I'm listening to Sleeping At Last right now. they sound like a cross between Muse and Cold Play. just thought you should all know that before i forget. i'm not a cold play fan, but i love Muse, and sleeping at last is alright for some relaxing music.

what else was i going to mention...

i tried to run as a freshmen representative for student commission, but i went to the wrong meeting, so now i'm not included on the ballot. fear not, there is still a chance of my being elected. when choosing a freshmen representative (there's only one on the ballot), look for the "other" with the blank line next to it and write in my name. if i get enough, i may still get on student commission. "vote for me and all of your wildest dreams will come true."
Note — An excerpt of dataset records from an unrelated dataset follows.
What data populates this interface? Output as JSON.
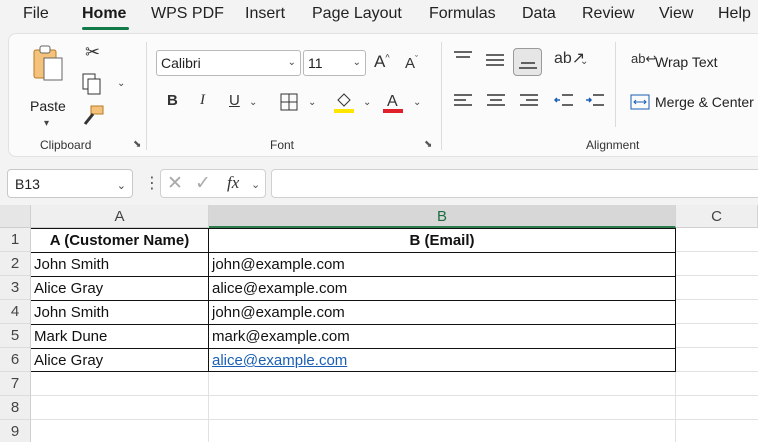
{
  "menu": {
    "items": [
      "File",
      "Home",
      "WPS PDF",
      "Insert",
      "Page Layout",
      "Formulas",
      "Data",
      "Review",
      "View",
      "Help"
    ],
    "active": "Home"
  },
  "ribbon": {
    "clipboard": {
      "paste_label": "Paste",
      "group_label": "Clipboard"
    },
    "font": {
      "font_name": "Calibri",
      "font_size": "11",
      "bold": "B",
      "italic": "I",
      "underline": "U",
      "group_label": "Font"
    },
    "alignment": {
      "wrap_text": "Wrap Text",
      "merge_center": "Merge & Center",
      "group_label": "Alignment"
    }
  },
  "formula_bar": {
    "name_box": "B13",
    "formula": "",
    "fx": "fx"
  },
  "sheet": {
    "columns": [
      "A",
      "B",
      "C"
    ],
    "selected_column": "B",
    "row_numbers": [
      "1",
      "2",
      "3",
      "4",
      "5",
      "6",
      "7",
      "8",
      "9"
    ],
    "header": [
      "A (Customer Name)",
      "B (Email)"
    ],
    "rows": [
      [
        "John Smith",
        "john@example.com"
      ],
      [
        "Alice Gray",
        "alice@example.com"
      ],
      [
        "John Smith",
        "john@example.com"
      ],
      [
        "Mark Dune",
        "mark@example.com"
      ],
      [
        "Alice Gray",
        "alice@example.com"
      ]
    ],
    "hyperlink_color": "#1a5fb4",
    "accent_color": "#117a48"
  }
}
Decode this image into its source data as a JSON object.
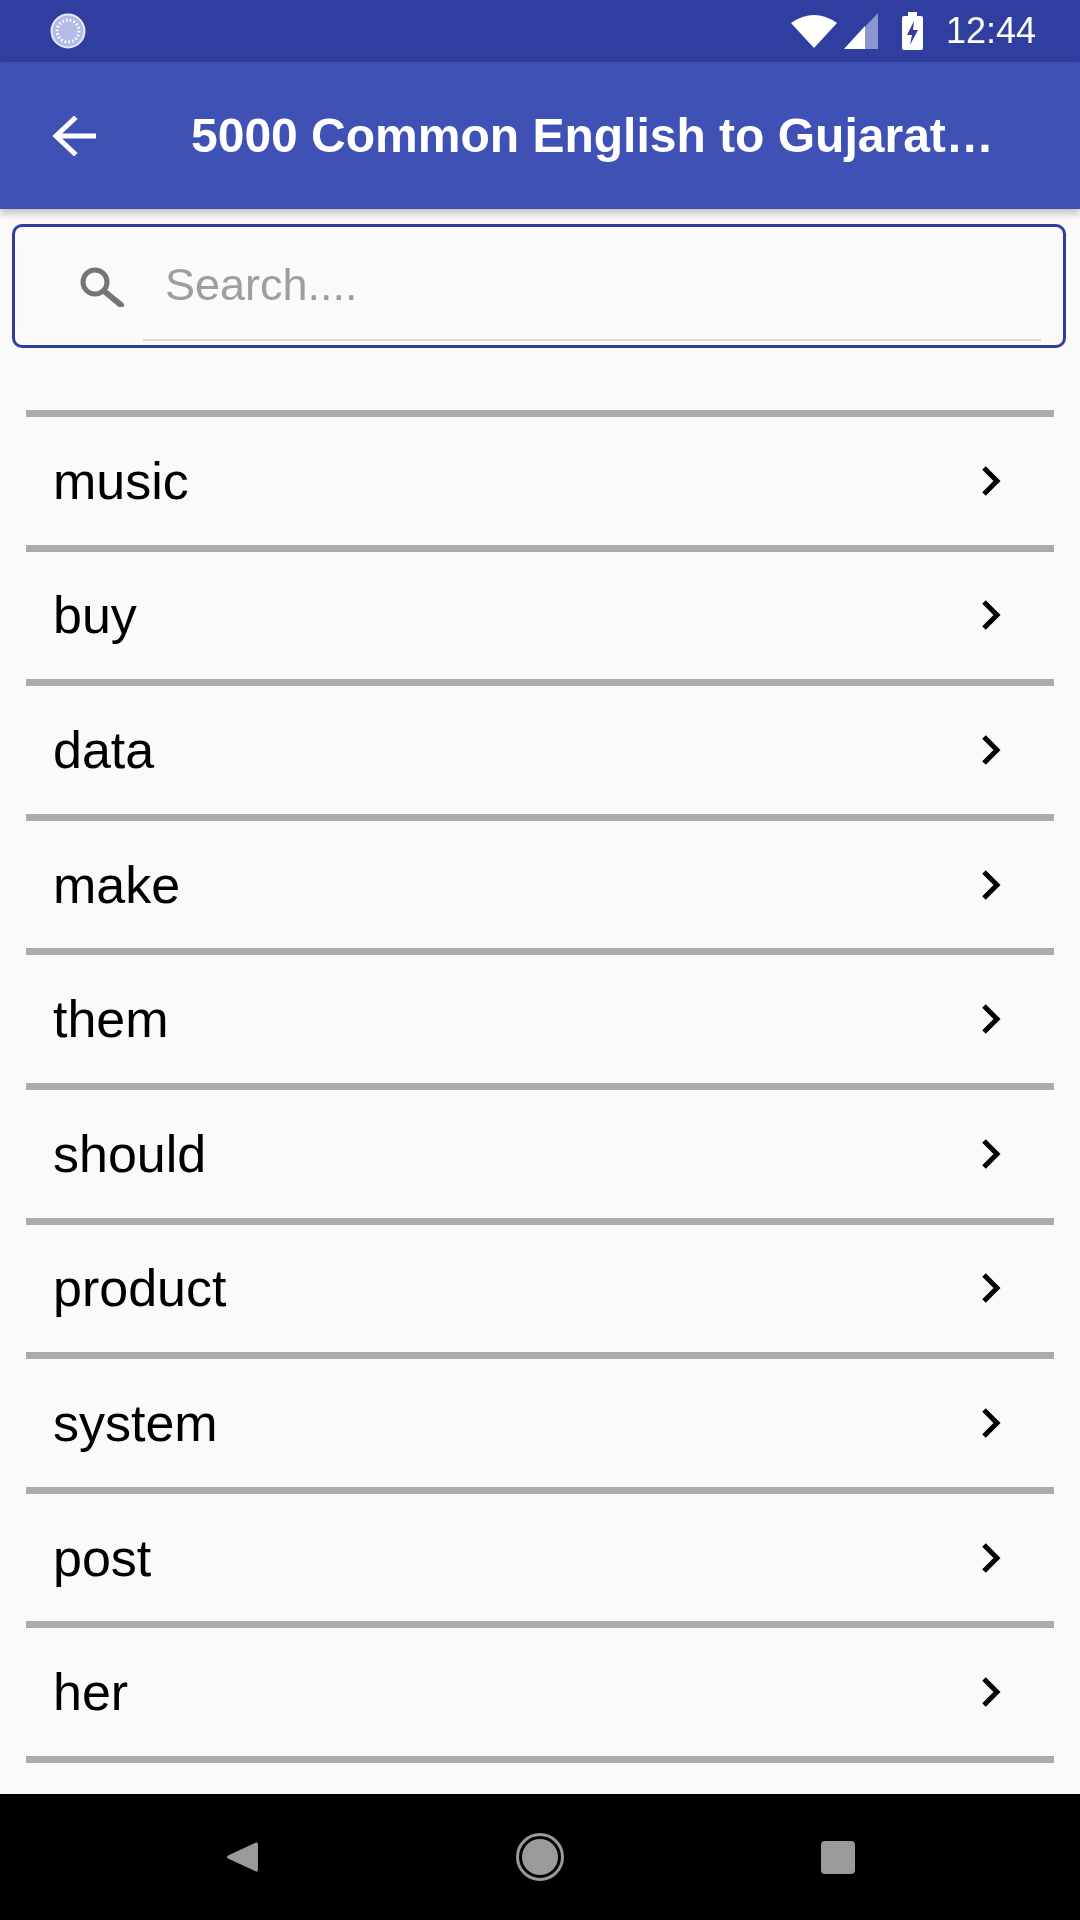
{
  "status_bar": {
    "time": "12:44"
  },
  "app_bar": {
    "title": "5000 Common English to Gujarat…"
  },
  "search": {
    "placeholder": "Search...."
  },
  "words": [
    "music",
    "buy",
    "data",
    "make",
    "them",
    "should",
    "product",
    "system",
    "post",
    "her"
  ]
}
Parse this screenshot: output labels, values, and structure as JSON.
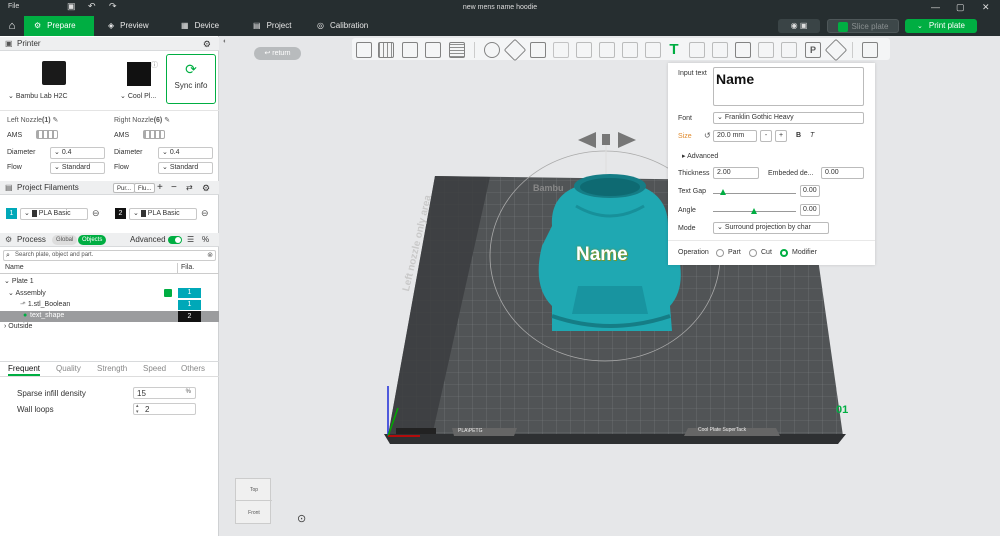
{
  "titlebar": {
    "file": "File",
    "title": "new mens name hoodie"
  },
  "nav": {
    "tabs": [
      {
        "label": "Prepare",
        "active": true
      },
      {
        "label": "Preview"
      },
      {
        "label": "Device"
      },
      {
        "label": "Project"
      },
      {
        "label": "Calibration"
      }
    ],
    "slice_plate": "Slice plate",
    "print_plate": "Print plate"
  },
  "printer": {
    "header": "Printer",
    "name": "Bambu Lab H2C",
    "plate": "Cool Pl...",
    "sync": "Sync info",
    "left_nozzle": "Left Nozzle",
    "left_nozzle_n": "(1)",
    "right_nozzle": "Right Nozzle",
    "right_nozzle_n": "(6)",
    "ams": "AMS",
    "diameter_label": "Diameter",
    "flow_label": "Flow",
    "left_diameter": "0.4",
    "left_flow": "Standard",
    "right_diameter": "0.4",
    "right_flow": "Standard"
  },
  "filaments": {
    "header": "Project Filaments",
    "btn1": "Pur...",
    "btn2": "Flu...",
    "items": [
      {
        "num": "1",
        "name": "PLA Basic",
        "color": "#00a8b8"
      },
      {
        "num": "2",
        "name": "PLA Basic",
        "color": "#111111"
      }
    ]
  },
  "process": {
    "header": "Process",
    "global": "Global",
    "objects": "Objects",
    "advanced": "Advanced",
    "search_placeholder": "Search plate, object and part.",
    "col_name": "Name",
    "col_fila": "Fila.",
    "tree": [
      {
        "label": "Plate 1",
        "fila": ""
      },
      {
        "label": "Assembly",
        "fila": "1"
      },
      {
        "label": "1.stl_Boolean",
        "fila": "1"
      },
      {
        "label": "text_shape",
        "fila": "2"
      },
      {
        "label": "Outside",
        "fila": ""
      }
    ],
    "tabs": [
      "Frequent",
      "Quality",
      "Strength",
      "Speed",
      "Others"
    ],
    "infill_label": "Sparse infill density",
    "infill_value": "15",
    "infill_unit": "%",
    "wall_label": "Wall loops",
    "wall_value": "2"
  },
  "viewport": {
    "return": "return",
    "bed_text": "Left nozzle only area",
    "bed_brand": "Bambu",
    "model_text": "Name",
    "bed_label_left": "PLA\\PETG",
    "bed_label_right": "Cool Plate SuperTack",
    "plate_number": "01",
    "cube_top": "Top",
    "cube_front": "Front"
  },
  "text_panel": {
    "input_label": "Input text",
    "input_value": "Name",
    "font_label": "Font",
    "font_value": "Franklin Gothic Heavy",
    "size_label": "Size",
    "size_value": "20.0 mm",
    "bold": "B",
    "italic": "T",
    "advanced": "Advanced",
    "thickness_label": "Thickness",
    "thickness_value": "2.00",
    "embedded_label": "Embeded de...",
    "embedded_value": "0.00",
    "gap_label": "Text Gap",
    "gap_value": "0.00",
    "angle_label": "Angle",
    "angle_value": "0.00",
    "mode_label": "Mode",
    "mode_value": "Surround projection by char",
    "operation_label": "Operation",
    "ops": [
      "Part",
      "Cut",
      "Modifier"
    ],
    "selected_op": "Modifier"
  },
  "colors": {
    "accent": "#00ae42",
    "dark": "#262e30",
    "model": "#1fa8b2"
  }
}
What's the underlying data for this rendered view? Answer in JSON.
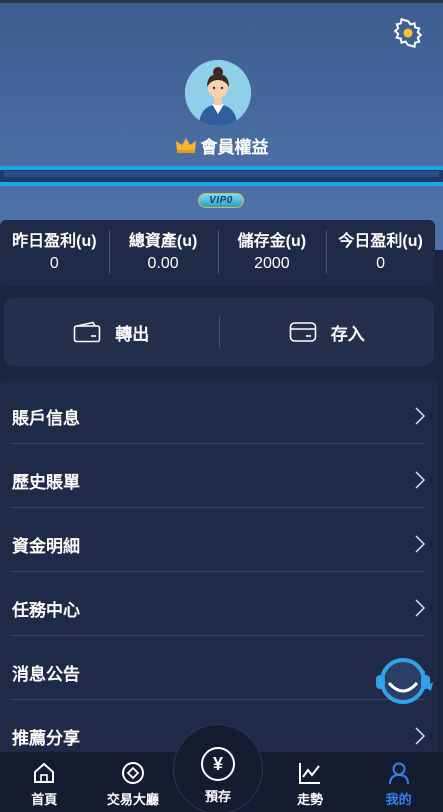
{
  "header": {
    "member_label": "會員權益",
    "vip_badge": "VIP0"
  },
  "stats": [
    {
      "label": "昨日盈利(u)",
      "value": "0"
    },
    {
      "label": "總資產(u)",
      "value": "0.00"
    },
    {
      "label": "儲存金(u)",
      "value": "2000"
    },
    {
      "label": "今日盈利(u)",
      "value": "0"
    }
  ],
  "actions": {
    "transfer_out": "轉出",
    "deposit": "存入"
  },
  "menu": [
    {
      "label": "賬戶信息"
    },
    {
      "label": "歷史賬單"
    },
    {
      "label": "資金明細"
    },
    {
      "label": "任務中心"
    },
    {
      "label": "消息公告"
    },
    {
      "label": "推薦分享"
    }
  ],
  "tabbar": {
    "home": "首頁",
    "trading_hall": "交易大廳",
    "center_symbol": "¥",
    "center": "預存",
    "trend": "走勢",
    "mine": "我的"
  },
  "colors": {
    "header_bg": "#4a6da3",
    "page_bg": "#1b2540",
    "accent": "#3a7cf0",
    "progress": "#1aa6e8"
  }
}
cooper and molly took me out last night after a hurricane katrina fundraiser meeting. i had a really good time with them. we went to dinner at applebees where molly bought me dinner against my will as a welcoming to student commission. the three of us chatted about how our love lifes (or lack there of) suck. i was reluctant at first to talk about anything about myself, but then i realized that i needed to talk to someone real about all this shit, so i went ahead. it was a good night. after dinner they took me to cold stone. it was my first time there, so they dubbed it "the popping of my cold stone cherry." well, they didn't actually say it like that. it was more like "ooooh we popped your cold stone cherry hehehehe!" i got chocolate-vanilla with cookie dough and oreos. it was hella' good. we sat outside while eating our ice cream and chatted. good times, so good in fact, it inspired me to write a blog. damn, i think i get dumber everytime i write that word, "blog." it's such a stupid word. i wonder what kind of internet geek invents a word like that. one with no social life, that's for sure.

eric and jon came over on saterday. we all played geist together. it was nice to get some of the guys back together. later we went to davids and chilled.

friday i went to the football game with shanay. the lady at the ticket booth gave us trouble. it all got solved, but it made me feel inadequate. i think i owe someone money because i'm a poor bastard.

when we were tired with the game, shanay and i went to bree's cinimon house and chilled with bree and becca. it was a good time. i drew some masterpieces while sampling foods and chatting with the ladies despite bree's dog's efforts to annoy the living hell out of me by barking at random things for no reason at all...well maybe there was a LITTLE reason hehe.